Raman spectroscopic study of phase transitions in natural gypsum

• Published in: Journal of Raman spectroscopy Vol. 29; no. 9; pp. 851 - 856
• Main Authors: Sarma, L. P., Prasad, P. S. R., Ravikumar, N.
• Format: Journal Article
• Language: English
• Published: Chichester, UK John Wiley & Sons, Ltd 01.09.1998
• ISSN: 0377-0486; 1097-4555
• DOI: 10.1002/(SICI)1097-4555(199809)29:9<851::AID-JRS313>3.0.CO;2-S

The gypsum–bassanite–anhydrite phase transition sequence was followed up to 550 K at ambient pressure in a naturally occurring gypsum (CaSO4·2H2O) using Raman spectroscopy. The spectral variations of the internal modes of sulphate tetrahedra (ν1 and ν2) were used to probe the structural phase transitions. A new Raman mode emerged at 1026 cm‐1, in the ν1 mode region, at around 388±5 K, indicating the onset of the bassanite (CaSO4·0.5H2O) phase. This mode became weaker after showing an initial increase.
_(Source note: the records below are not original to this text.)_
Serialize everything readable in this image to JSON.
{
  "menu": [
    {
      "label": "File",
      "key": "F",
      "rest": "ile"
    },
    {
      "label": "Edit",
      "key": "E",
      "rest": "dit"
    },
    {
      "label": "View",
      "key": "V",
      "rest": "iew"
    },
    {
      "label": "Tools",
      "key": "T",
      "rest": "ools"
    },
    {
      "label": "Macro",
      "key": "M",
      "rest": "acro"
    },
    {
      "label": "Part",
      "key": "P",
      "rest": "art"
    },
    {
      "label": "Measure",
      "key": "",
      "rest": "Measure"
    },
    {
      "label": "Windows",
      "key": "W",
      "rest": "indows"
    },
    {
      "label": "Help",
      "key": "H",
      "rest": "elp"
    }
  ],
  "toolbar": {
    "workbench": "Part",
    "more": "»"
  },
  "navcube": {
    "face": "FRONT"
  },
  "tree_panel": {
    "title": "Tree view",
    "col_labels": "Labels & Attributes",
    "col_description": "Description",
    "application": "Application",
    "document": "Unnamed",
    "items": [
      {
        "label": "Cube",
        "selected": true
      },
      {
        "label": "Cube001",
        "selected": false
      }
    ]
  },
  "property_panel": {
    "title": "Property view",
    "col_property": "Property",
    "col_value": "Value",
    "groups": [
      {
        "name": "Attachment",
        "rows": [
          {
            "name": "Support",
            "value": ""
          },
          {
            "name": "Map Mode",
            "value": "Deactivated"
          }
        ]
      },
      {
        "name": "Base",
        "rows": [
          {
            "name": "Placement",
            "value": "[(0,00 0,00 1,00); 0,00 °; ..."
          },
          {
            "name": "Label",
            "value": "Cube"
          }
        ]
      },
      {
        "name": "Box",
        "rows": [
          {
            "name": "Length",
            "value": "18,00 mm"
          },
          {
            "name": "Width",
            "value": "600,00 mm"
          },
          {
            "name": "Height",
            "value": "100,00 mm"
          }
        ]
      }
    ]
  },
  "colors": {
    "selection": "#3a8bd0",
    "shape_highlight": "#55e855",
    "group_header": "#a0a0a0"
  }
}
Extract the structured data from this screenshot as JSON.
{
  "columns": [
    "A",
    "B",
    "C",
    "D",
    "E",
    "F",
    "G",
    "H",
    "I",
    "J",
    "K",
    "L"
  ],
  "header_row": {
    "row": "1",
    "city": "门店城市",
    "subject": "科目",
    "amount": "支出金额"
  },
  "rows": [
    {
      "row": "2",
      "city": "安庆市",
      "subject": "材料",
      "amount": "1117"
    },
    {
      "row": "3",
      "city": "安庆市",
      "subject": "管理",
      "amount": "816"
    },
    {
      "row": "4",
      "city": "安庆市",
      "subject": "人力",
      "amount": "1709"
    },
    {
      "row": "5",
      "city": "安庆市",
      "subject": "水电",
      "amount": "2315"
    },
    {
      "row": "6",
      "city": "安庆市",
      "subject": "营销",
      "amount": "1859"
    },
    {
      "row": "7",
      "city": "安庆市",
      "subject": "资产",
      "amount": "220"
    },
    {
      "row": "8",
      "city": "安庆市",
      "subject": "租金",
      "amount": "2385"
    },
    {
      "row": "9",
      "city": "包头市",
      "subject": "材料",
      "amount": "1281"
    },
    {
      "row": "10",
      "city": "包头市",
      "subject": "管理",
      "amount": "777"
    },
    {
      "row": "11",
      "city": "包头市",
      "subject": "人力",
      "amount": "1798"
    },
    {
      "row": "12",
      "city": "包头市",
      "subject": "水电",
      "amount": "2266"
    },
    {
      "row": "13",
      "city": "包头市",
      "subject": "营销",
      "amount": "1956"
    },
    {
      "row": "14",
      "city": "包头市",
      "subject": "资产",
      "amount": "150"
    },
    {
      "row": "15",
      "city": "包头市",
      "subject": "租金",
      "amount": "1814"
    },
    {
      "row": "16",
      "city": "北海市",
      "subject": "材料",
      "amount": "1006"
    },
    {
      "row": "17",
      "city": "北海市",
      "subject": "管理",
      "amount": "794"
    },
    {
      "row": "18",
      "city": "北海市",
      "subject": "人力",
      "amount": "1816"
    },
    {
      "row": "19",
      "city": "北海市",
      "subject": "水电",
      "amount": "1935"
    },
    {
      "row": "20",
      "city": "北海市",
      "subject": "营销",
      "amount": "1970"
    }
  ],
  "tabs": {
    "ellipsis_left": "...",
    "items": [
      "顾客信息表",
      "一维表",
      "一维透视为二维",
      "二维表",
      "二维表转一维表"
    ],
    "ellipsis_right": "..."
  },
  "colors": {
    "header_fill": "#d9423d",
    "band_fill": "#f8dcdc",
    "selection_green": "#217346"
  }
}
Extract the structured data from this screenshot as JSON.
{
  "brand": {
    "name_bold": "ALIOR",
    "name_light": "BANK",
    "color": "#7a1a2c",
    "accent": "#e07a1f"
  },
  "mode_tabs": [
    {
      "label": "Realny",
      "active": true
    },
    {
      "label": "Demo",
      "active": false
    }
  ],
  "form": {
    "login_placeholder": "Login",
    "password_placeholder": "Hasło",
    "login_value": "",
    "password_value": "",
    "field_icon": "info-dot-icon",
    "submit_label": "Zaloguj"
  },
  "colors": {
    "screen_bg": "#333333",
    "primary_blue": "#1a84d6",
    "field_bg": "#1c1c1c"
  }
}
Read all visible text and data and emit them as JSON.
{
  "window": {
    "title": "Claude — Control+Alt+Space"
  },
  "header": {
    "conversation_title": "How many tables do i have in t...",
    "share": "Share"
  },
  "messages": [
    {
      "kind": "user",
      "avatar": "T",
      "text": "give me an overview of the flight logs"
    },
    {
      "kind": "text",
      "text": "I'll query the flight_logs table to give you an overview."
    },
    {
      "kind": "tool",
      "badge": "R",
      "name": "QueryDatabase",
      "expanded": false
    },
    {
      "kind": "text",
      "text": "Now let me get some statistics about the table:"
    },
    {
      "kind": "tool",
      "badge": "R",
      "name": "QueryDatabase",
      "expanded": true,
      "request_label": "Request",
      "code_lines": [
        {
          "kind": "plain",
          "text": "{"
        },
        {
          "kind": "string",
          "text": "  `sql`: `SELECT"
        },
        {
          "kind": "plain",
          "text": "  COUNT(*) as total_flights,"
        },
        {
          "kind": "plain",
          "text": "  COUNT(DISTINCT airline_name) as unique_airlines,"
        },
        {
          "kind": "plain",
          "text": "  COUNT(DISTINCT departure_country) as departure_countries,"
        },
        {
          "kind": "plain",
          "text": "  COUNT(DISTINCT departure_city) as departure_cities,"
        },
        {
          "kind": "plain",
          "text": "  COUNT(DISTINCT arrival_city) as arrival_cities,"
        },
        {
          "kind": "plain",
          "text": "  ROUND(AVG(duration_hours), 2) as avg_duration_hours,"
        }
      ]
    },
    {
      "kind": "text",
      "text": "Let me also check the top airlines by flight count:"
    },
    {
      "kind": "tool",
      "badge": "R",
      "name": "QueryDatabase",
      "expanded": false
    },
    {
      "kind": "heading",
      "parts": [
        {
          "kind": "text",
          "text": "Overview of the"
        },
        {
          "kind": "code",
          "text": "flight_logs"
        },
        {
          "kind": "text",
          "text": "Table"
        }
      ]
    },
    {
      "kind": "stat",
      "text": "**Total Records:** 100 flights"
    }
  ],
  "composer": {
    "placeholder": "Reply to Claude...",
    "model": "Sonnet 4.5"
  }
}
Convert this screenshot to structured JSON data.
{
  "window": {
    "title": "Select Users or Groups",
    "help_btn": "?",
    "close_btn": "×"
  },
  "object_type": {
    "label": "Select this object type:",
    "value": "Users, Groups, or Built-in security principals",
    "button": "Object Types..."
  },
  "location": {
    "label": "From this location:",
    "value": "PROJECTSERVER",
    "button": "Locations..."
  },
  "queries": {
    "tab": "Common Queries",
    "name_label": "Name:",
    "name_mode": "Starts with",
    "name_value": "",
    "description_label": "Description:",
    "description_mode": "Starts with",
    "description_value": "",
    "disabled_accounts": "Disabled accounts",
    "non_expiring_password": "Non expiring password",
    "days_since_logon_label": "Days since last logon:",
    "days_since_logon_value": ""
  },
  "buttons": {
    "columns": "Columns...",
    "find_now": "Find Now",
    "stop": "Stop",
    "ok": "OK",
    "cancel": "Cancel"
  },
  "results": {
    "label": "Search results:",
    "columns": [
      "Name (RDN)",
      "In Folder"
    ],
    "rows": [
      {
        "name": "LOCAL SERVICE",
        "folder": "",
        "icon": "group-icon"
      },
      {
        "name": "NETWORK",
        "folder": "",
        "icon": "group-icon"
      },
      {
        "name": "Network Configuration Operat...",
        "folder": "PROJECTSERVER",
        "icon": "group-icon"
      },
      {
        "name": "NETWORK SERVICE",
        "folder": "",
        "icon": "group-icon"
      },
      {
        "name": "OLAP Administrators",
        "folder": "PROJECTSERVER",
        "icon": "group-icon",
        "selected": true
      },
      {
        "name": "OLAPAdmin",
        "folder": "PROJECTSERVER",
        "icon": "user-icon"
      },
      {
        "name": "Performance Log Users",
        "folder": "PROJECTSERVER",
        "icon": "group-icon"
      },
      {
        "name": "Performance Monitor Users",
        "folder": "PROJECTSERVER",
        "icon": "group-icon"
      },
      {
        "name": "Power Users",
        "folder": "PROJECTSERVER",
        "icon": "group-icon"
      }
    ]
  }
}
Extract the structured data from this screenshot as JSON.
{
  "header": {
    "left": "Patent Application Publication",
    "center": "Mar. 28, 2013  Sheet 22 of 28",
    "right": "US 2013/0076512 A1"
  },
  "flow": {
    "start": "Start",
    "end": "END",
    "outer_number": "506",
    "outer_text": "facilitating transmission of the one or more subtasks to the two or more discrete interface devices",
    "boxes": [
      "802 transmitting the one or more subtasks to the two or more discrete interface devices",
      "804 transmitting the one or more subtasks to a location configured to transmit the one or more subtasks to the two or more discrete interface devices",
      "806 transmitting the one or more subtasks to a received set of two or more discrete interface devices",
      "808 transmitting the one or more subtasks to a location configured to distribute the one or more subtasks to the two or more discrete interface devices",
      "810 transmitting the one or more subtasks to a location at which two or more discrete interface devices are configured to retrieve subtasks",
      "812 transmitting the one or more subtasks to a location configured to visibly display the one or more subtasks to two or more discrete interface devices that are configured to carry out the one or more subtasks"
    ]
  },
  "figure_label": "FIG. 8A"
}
The anhydrite (CaSO4) phase, with an onset temperature of around 448±5 K, was also characterized by the appearance of the Raman mode at 1016 cm‐1. From the Arrhenius‐type changes in the reduced intensity, the activation energies associated with the gypsum to bassanite and bassanite to anhydrite transitions were estimated to be 92.25 and 32.94 kJ mol‐1, respectively. The observed spectral anomalies in the ν2 mode clearly corroborate the transition sequence. © 1998 John Wiley & Sons, Ltd.